Monday, July 10, 2006

This is no government


Joao Silva for The New York Times

Mamoon Sami Rashid, leader of Anbar,
Iraq’s most violent province, seems
to run a one-man government.

Stubborn Man Tries to Govern in Violent Iraq

By DEXTER FILKINS
Published: July 11, 2006

RAMADI, Iraq, July 8 — Mamoon Sami Rashid is the governor with 29 lives.
That’s the number of assassination attempts he has counted since joining the Anbar provincial government in January 2005.

“You see, over there, that is where the suicide bomber tried to kill me,” Governor Rashid said with a smile as he drove his armored S.U.V. to work. Across the road, where he was pointing, lay the charred shells of half a dozen automobiles.
“Over here,” he said after a time, pointing again, “this is where they tried to shoot me.”

Car bomb, suicide bomber, mortar, gun; in his car, in his house, in a mosque: insurgents have tried to kill Mr. Rashid so many times and in so many different ways that he has nearly lost count. But life being what it is in Ramadi, Anbar’s tumultuous capital, Mr. Rashid probably will need a few more lives to survive until his term expires this year.

“They want to kill me,” he said, spinning the wheel, “because I will not let them have power.”

Mr. Rashid stands as the measure of both the tenacity and the weakness of the American-backed government in Anbar Province, west of Baghdad. Like the battered outpost that he calls his office, Mr. Rashid hangs on even as colleagues and friends have either lost their will or, in some cases, their lives.

His predecessor, Raja Nawaf, was kidnapped and killed. His deputy, Talib al-Dulaimi, was shot to death. Khidr Abdeljabar Abbas, the chairman of the provincial council, was killed in April. Last month, the governor’s secretary was beheaded.

Mr. Rashid, 49, survives largely with — and only with — the protection of American
marines. They hold down the Government Center and escort him to and from work. They fly him around Anbar in a helicopter. Indeed, Mr. Rashid is more than just the symbol of the Anbar government; he seems the only functioning part. Most of the senior members of the government refuse to come to work or to show their faces in public.

“It’s been very, very difficult to get people to come in here,” said Col. Frank Corte Jr. of the Marines, a reservist and Texas state legislator, and an adviser to Mr. Rashid. “In May, we had a full house — mayors, directors general, contractors — and then came the attack on the governor and the beheading of his secretary. The message went out. Most of them don’t come in anymore.”

Not so for the governor. He is a hulking figure, resembling a professional wrestler. His round head, thick neck and sloping mustache — and his enormous, catcher’s-mitt hands — give him an even more imposing aura. The reality is a bit softer; Mr. Rashid is a civil engineer, a father of seven and husband to two wives.
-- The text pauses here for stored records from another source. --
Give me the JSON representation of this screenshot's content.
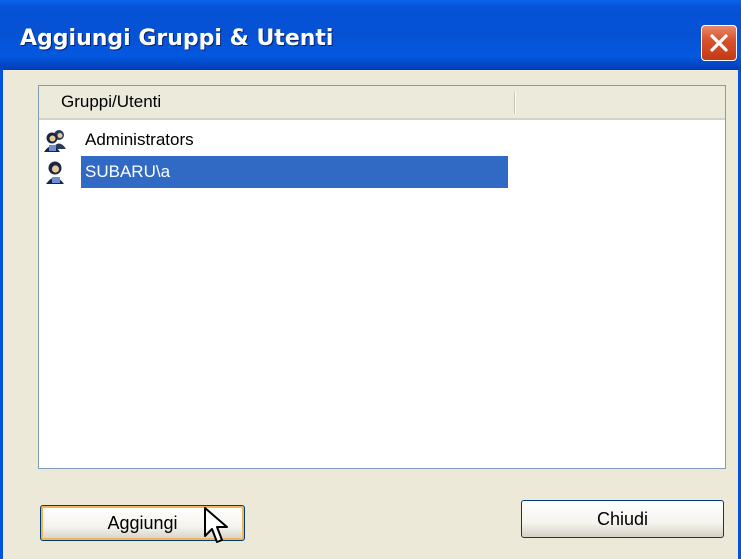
{
  "window": {
    "title": "Aggiungi Gruppi & Utenti"
  },
  "list": {
    "columns": [
      "Gruppi/Utenti",
      ""
    ],
    "rows": [
      {
        "label": "Administrators",
        "icon": "group-icon",
        "selected": false
      },
      {
        "label": "SUBARU\\a",
        "icon": "user-icon",
        "selected": true
      }
    ]
  },
  "buttons": {
    "add_label": "Aggiungi",
    "close_label": "Chiudi"
  },
  "colors": {
    "titlebar": "#0653D8",
    "selection": "#316AC5",
    "dialog_bg": "#ECE9D8",
    "close_button": "#D9532E"
  }
}
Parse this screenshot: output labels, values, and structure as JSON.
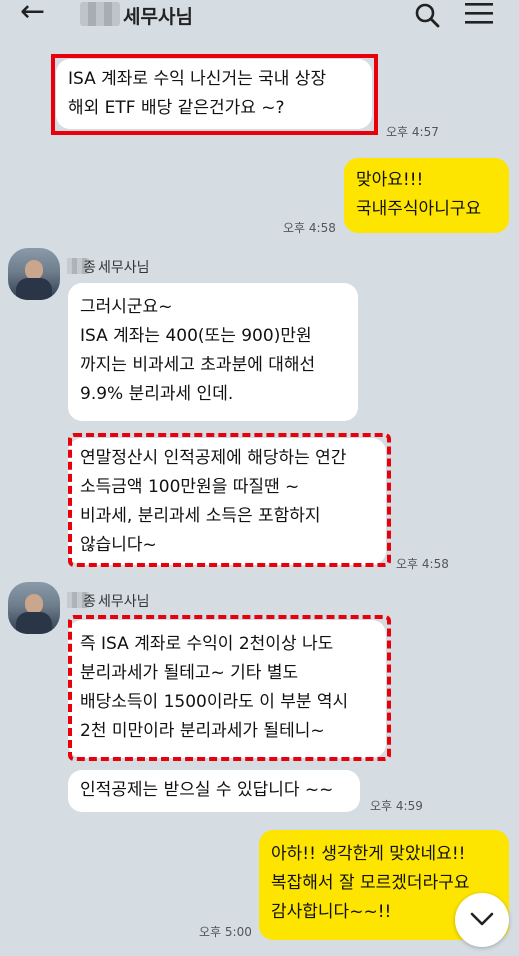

“I’ve been an engineer for 28 years, and the people know me and respect me — I am related to many of them,” he said. “It is the criminals who don’t like me.”

The Americans hope — and so does Mr. Rashid — that the latest push to break the insurgency here will allow him and his government to begin functioning normally, and thereby achieve some measure of legitimacy among Iraqis. When that day will come, though, seems to be anyone’s guess, including Mr. Rashid’s. The guerrillas show no signs of letting up.
    • The only question is if he has 3o lives or 31.